Based on a quick viewing of the video, Abu Yahya, who is sitting near a grove of trees with an automatic rifle in his lap, the overall theme of this new video is similar to that of both bin Laden and al-Zawahiri's messages. Pakistani Muslims are urged to support the "mujahideen" (warriors of faith) in the "jihad al-'askeri" (military struggle) in their country's Swat Valley, which has been the site of a massive military campaign against militant groups operating there, the so-called "Pakistani Taliban." He reminds them of their religious duties, as he sees them, to support the righteous "mujahideen" against the Pakistani government and military, who he describes as apostate and criminal. Both have sold out their religion and are acting contrary to Islamic law (Shari'a), and thus the country's Muslims cannot morally or legally continue to support either institution.

Screenshots from the new Abu Yahya video

Abu Yahya also makes a similar pitch to Pakistani religious scholars and jurists ('ulama), urging them to fulfill their religious duties by encouraging their congregations, students, and followers to support the struggle of AQC and its Pakistani allies and affiliates.
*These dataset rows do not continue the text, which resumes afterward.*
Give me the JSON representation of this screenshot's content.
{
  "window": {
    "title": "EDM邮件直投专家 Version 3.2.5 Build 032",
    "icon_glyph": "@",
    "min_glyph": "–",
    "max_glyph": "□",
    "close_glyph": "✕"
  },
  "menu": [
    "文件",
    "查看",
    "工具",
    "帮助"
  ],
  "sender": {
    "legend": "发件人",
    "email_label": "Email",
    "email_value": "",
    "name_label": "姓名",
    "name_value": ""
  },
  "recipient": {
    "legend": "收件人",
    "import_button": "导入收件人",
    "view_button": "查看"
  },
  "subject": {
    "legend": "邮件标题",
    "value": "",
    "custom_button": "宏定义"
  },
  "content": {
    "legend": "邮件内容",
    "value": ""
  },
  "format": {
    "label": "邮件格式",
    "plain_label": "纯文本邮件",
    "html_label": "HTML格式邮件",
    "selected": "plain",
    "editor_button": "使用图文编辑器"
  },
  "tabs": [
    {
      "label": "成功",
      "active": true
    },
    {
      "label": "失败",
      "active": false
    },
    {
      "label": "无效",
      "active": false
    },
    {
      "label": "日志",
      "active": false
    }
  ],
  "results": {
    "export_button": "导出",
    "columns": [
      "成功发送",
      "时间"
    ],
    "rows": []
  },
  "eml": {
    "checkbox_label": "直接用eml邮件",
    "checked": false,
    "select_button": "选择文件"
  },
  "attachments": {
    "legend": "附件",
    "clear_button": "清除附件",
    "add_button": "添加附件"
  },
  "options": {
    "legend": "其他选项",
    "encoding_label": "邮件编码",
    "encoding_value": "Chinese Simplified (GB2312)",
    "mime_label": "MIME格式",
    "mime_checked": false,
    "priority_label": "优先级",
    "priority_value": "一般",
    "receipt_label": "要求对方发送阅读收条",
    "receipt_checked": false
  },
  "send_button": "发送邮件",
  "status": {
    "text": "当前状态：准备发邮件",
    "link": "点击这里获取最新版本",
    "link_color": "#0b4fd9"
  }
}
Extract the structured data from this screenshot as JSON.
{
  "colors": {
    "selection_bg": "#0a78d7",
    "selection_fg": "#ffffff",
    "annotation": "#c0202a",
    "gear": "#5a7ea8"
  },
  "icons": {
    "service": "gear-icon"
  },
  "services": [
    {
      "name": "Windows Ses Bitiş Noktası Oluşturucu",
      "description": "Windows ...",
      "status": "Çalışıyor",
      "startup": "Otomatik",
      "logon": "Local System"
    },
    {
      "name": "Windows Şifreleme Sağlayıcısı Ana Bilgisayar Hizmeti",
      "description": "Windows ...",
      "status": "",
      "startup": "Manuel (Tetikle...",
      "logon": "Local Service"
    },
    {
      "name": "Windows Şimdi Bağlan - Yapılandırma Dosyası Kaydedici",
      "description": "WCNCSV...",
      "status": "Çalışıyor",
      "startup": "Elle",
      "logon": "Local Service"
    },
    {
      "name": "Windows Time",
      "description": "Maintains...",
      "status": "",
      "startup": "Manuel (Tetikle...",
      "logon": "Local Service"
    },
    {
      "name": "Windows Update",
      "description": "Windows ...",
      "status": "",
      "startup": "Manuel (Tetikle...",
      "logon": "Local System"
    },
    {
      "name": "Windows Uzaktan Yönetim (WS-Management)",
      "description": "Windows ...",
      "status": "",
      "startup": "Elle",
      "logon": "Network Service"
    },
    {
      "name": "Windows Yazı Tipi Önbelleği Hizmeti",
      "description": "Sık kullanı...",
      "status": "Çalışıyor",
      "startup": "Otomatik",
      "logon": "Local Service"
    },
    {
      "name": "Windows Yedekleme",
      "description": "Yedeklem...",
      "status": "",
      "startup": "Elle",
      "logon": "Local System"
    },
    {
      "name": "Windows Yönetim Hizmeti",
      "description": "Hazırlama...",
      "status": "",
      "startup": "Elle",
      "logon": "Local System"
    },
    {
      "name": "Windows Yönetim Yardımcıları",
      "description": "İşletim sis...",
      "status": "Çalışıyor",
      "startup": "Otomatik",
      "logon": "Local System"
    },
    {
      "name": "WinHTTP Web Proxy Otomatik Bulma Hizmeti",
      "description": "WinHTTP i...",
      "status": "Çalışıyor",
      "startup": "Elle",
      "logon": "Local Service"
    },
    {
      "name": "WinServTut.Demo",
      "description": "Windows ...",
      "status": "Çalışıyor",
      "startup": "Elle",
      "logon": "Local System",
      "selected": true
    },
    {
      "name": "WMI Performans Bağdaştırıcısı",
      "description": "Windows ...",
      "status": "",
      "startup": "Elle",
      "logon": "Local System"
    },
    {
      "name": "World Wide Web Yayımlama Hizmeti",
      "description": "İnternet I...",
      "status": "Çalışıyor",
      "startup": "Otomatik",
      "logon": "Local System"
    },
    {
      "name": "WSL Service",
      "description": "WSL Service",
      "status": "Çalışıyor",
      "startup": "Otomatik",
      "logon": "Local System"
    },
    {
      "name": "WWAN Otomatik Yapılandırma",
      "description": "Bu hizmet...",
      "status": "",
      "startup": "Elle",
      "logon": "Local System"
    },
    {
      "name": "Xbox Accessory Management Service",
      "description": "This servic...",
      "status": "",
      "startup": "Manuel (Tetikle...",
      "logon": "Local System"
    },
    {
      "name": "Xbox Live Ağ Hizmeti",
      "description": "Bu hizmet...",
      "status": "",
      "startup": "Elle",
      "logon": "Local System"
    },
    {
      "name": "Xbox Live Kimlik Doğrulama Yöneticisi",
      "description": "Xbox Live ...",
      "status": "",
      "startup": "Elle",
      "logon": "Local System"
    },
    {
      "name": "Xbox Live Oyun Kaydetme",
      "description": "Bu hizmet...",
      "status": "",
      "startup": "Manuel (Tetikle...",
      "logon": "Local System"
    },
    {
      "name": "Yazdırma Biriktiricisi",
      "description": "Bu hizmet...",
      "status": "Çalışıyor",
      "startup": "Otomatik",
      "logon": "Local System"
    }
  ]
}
At one point, he essentially asks them, "Who is your ruler," to which the answer, of course, is God, and, as such, their duty is to obey His divine Law, as interpreted by Abu Yahya and other Salafi jihadi ideologues and scholars. They are thus also expected to reject the claims to authority of those illegal "rejectionist" governments who do not follow or establish (the jihadis') Shari'a, the طاغوت, taghut, those who practice idolatry. In Abu Yahya's construction, the "idol" is a "un-Islamic" form of government, a parliamentary republic.

Landscapes of Jihad: AFPAK
View a presentation, "Landscapes of Jihad: AFPAK," of photographs from my personal research collection.

The Muslims of Swat, he says, are being persecuted simply because they wish to follow their religion and establish a religious system of government and law. All Muslims must support the مستضعفين , the mustad'afeen, those who are vulnerable and oppressed by apostates, the murtadeen (المرتدين).

View the video

Abu Yahya, Swat (July 25)
View the Arabic transcript here.


Anonymous said...

It makes no sense to post videos in Arabic, with Arabic transcripts, on a web page written in English.

Propaganda works only if it reaches the intended target audience in a manner which that audience can understand it. If the target audience is an Arab one, it makes no sense to have the propaganda embedded into a page written in English. If the target audience is not an Arab one, it makes no sense to post video propaganda without subtitles.

إبن الصقلي said...

Actually, seeing as this blog is partly an academic project and not a "propaganda outlet," it does make sense to post primary sources in other languages related to my studies.